With a legal maturity of April 2045, the loan is technically more susceptible to term default than loans of comparable credit quality with shorter terms. That is because longer term loans have more payments over which a default can occur, leading to a higher term probability of default, and a higher lifetime probability of default.
However the loan has an anticipated repayment date of 2025. If it isn’t paid in full by that time, the interest rate kicks up, and income from the property cash flow can be used to pay down the principal, according to Morningstar’s presale report.
This is a new feature for the single-family rental market. ARDs are most commonly associated with commercial mortgage securitizations.
“The structure provides the borrower with more flexibility at the ARD if the loan cannot be refinanced because failure to repay the loan in full on the ARD will not constitute a default as long as the loan is paid in accordance with its terms through the legal maturity date,” according to Kroll.
This flexibility could come in handy. Of the 15 single-family rental securitizations completed to date, 13 are backed by loans with five-year terms, according to Kroll, which is also rating the latest deal. That means that the market may potentially have over $7 billion of single-family rental bonds maturing around the same time.
Another notable difference in AH4R’s latest deal is the geographic concentration. The loan backing 2015-SFR1 is secured by 4,769 single-family residential properties located in 14 states, with the largest concentration by broker price opinion, or BPO, value in Texas (16.7%). Previous SFR transactions have seen heavy concentration in California, Arizona and Florida. AH4R 2015-SFR1 has no properties in Arizona and only 1.9% and 12.4% of the properties are in California and Florida, respectively.
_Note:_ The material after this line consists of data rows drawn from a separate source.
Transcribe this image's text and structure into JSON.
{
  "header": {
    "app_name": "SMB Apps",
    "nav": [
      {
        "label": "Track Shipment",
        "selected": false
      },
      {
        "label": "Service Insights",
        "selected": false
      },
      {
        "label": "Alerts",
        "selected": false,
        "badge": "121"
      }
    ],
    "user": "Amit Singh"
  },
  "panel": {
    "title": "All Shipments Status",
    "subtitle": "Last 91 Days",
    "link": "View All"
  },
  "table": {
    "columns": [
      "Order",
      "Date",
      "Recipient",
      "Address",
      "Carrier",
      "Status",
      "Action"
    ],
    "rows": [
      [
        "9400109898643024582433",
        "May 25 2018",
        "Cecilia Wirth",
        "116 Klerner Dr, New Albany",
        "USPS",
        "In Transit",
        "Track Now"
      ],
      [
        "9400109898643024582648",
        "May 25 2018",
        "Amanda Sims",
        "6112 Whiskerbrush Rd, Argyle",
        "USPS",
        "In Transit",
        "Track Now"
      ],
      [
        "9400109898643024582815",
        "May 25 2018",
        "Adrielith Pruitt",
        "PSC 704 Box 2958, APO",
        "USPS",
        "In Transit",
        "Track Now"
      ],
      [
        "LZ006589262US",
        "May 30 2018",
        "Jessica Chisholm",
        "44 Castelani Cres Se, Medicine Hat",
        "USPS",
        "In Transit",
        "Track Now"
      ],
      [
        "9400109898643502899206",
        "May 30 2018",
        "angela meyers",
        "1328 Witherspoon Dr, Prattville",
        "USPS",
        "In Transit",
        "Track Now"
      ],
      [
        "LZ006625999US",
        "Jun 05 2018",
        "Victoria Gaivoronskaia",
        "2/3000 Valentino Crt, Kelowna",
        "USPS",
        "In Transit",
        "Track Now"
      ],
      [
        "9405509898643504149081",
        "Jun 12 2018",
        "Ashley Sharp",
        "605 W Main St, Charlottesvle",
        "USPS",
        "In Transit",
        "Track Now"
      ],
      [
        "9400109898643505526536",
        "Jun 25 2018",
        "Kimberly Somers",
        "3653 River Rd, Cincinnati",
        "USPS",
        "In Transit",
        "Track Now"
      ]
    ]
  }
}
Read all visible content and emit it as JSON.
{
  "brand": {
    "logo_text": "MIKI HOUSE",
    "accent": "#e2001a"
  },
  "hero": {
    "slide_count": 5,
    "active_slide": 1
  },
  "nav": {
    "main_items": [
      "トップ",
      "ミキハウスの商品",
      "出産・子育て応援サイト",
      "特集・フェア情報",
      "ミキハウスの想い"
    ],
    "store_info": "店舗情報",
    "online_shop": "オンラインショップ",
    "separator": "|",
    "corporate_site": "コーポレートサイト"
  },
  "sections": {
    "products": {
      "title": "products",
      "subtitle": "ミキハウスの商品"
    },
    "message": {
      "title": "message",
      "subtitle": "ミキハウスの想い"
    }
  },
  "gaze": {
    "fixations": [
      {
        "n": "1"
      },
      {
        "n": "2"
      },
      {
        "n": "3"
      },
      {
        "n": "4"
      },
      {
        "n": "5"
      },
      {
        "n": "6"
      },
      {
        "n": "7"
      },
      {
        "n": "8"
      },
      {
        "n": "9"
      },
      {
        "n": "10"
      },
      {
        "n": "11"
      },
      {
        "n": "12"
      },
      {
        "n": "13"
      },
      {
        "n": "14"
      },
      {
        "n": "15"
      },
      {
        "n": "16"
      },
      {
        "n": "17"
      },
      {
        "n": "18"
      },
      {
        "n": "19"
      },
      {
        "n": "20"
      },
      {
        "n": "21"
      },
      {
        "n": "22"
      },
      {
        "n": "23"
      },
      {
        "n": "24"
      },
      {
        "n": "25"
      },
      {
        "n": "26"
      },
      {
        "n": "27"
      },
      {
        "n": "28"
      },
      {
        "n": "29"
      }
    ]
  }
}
Gross rental yield for the current pool is 10.1%, in line with previous single-family rental transactions. Rental yield is an important metric that a single-family rental investor considers when looking to buy properties, according to Morningstar.
AH4R 2015-SFR1 has a loan-to-value ratio of 70% based on the portfolio’s aggregate BPO value of $725 million. By comparison, eight prior deals had higher LTVs, four had the same LTV and three had lower LTVs. The LTVs for the previous securitizations ranged from 65% to 78.9%, with an average of 72.5%, according to Kroll.
Kroll and Morningstar expect to rate $315.5 million of class A notes AAA/AAA, $42.5 million of class B notes AA+/AA+, $46.5 million of class C notes A+/ A+, $34.4 million of class D notes A-/BBB+, $97.5 million of class E notes BBB-/BBB and $30 million of class F notes BB/BB+.
Goldman Sachs, JPMorgan Securities and Wells Fargo Securities are the lead managers.